Segundo dados da Secretaria Especial de Desestatização, Desinvestimento e Mercados, o governo federal tem 614 ativos. Nesse bolo, estão desde companhias dependentes do Tesouro Nacional até participações acionárias (veja os gráficos abaixo).
De janeiro de 2019 a fevereiro deste ano, o órgão aponta 84 ativos alienados (redução de 12% frente ao total de 698, até então), somando R$ 134,9 bilhões. A título de comparação, Guedes chegou a projetar ganhos totais de R$ 1,2 trilhão.
Na prática, a estratégia da equipe econômica acabou priorizando o que os analistas chamam de desinvestimento, isto é, a saída do Estado de certos empreendimentos e ramos de atividade. As operações realizadas — que não exigem aval do Congresso — restringiram-se à venda de ações e de empresas subsidiárias ou coligadas (cujo dinheiro fica no caixa das estatais às quais são vinculadas). Entre elas, estão braços da Petrobras e da Eletrobras.
— Não houve privatização de fato, no sentido de vender empresas controladas pelo Tesouro. O governo vendeu subsidiárias e participações acionárias, mas isso não reduz a presença do Estado na economia. Você pode vender todas as participações da Petrobras e ela continuará sendo uma estatal. Isso não é reformar o Estado — afirma a economista e advogada Elena Landau, que preside o conselho acadêmico do movimento Livres.

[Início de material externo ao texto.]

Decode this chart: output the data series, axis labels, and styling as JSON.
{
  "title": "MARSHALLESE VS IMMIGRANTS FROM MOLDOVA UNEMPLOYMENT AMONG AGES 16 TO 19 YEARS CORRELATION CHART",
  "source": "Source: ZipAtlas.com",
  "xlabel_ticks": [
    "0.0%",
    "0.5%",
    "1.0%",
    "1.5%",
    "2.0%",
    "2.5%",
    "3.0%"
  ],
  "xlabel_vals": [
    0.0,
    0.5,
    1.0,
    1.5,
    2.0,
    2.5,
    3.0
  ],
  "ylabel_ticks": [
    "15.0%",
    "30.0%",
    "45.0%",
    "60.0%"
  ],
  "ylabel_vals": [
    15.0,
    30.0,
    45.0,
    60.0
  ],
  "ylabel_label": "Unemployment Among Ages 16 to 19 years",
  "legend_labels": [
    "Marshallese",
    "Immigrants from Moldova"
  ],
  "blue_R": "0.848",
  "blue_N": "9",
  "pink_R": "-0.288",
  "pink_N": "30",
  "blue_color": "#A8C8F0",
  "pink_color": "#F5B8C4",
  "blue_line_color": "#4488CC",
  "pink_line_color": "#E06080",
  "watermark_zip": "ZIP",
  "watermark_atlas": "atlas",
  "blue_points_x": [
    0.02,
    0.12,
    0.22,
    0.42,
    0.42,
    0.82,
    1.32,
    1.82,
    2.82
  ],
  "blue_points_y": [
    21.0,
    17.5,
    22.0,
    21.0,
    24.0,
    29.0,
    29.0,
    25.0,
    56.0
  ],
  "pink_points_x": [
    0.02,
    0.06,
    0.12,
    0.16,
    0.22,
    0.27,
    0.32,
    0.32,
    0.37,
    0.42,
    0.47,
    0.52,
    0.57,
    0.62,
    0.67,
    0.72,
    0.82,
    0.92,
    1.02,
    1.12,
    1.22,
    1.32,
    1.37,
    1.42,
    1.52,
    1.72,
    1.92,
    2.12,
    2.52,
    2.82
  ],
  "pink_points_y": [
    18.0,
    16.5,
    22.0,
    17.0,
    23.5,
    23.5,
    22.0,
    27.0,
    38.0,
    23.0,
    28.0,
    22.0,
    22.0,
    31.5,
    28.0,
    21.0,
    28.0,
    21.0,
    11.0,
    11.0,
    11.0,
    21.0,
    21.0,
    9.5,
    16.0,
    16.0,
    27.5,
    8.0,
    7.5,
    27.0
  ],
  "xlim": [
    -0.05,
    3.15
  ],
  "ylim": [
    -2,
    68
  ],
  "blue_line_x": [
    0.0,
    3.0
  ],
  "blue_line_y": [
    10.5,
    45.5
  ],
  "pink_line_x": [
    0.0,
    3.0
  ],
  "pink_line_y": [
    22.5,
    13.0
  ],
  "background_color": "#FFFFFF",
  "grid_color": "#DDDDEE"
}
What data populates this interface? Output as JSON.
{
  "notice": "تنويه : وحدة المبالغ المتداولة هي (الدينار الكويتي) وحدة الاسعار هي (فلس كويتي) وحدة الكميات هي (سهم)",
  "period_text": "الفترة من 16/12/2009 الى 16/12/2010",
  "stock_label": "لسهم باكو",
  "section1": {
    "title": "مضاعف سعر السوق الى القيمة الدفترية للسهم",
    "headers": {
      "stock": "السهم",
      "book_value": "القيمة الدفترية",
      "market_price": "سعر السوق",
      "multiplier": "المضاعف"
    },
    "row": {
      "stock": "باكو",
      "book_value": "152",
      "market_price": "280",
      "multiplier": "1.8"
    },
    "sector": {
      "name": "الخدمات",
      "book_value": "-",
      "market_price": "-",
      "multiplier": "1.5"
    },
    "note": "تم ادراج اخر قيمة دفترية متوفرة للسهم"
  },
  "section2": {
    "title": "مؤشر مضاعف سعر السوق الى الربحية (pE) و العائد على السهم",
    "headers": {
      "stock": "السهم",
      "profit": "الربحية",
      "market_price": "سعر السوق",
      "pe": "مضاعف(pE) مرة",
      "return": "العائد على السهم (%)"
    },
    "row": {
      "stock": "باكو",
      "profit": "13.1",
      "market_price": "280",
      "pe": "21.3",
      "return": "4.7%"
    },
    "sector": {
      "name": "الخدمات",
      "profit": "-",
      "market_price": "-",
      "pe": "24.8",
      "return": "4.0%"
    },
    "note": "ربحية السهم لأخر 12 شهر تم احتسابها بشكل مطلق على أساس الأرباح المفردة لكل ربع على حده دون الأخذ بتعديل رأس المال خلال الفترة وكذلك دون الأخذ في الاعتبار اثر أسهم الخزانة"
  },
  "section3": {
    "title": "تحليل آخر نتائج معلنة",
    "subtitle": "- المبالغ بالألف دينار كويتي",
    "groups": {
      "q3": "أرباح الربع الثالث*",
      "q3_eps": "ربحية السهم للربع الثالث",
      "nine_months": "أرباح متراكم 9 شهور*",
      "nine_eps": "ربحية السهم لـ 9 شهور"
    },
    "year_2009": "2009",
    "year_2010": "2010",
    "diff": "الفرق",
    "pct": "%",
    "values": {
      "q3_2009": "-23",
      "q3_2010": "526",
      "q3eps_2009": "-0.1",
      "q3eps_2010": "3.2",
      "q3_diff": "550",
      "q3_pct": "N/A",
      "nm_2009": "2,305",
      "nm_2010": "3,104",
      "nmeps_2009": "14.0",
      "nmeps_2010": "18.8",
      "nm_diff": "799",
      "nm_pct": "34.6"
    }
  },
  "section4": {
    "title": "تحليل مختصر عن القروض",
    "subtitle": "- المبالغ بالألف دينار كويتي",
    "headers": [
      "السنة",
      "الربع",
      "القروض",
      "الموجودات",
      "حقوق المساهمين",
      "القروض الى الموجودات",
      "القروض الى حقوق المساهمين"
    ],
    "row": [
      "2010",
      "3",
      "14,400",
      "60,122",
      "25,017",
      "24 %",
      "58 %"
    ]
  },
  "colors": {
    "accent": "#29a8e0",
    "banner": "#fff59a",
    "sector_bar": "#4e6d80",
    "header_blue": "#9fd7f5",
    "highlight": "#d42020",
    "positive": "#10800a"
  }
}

Diretora de Desestatização do BNDES no governo de Fernando Henrique Cardoso, Elena comandou a maior experiência de privatização do país, que contemplou desde a rede ferroviária até os setores petroquímico, siderúrgico e de fertilizantes, entre outros. Hoje, na avaliação da economista, o principal gargalo é a “falta de liderança”.
— Resistência às privatizações sempre houve e sempre haverá, porque você mexe com muitos interesses, mas, se não tiver alguém que arbitre os conflitos, não funciona. Guedes e Bolsonaro não têm feito esse papel — opina Elena.
Coordenador do Observatório de Estatais da Fundação Getulio Vargas (FGV), Márcio Holland identifica outro obstáculo a ser superado: a ideologização extrema do assunto. Para o economista, que foi secretário de Política Econômica no governo Dilma Rousseff, nem toda estatal é ruim, desde que atenda a funções sociais e seja blindada de interferências político-partidárias.
Ao mesmo tempo, Holland adverte para o fato de que o Brasil tem empresas públicas demais e está atrasado nas desestatizações, se comparado a outros países. A maioria iniciou o processo nos anos de 1980, com o Reino Unido à frente.
— A privatização em si não deveria ser tratada como assunto ideológico, mas como discussão da melhor estratégia de participação do Estado na economia brasileira, sem essa paixão toda. Aí o debate acaba — avalia o professor.
Apesar dos resultados considerados tímidos, Guedes e a equipe rebatem as críticas, apontam avanços com as vendas já realizadas, prometem ampliar o escopo em 2021 e sustentam que, em 2020, a meta traçada (de alienar 300 ativos) só não será atingida devido à crise do coronavírus.
Ainda assim, na última quinta-feira (6), o ministro afirmou, em videoconferência, que o governo irá propor a privatização de “três ou quatro grandes companhias” em até 60 dias. Não revelou quais são as escolhidas, mas se especula que Eletrobras e Correios estejam na lista.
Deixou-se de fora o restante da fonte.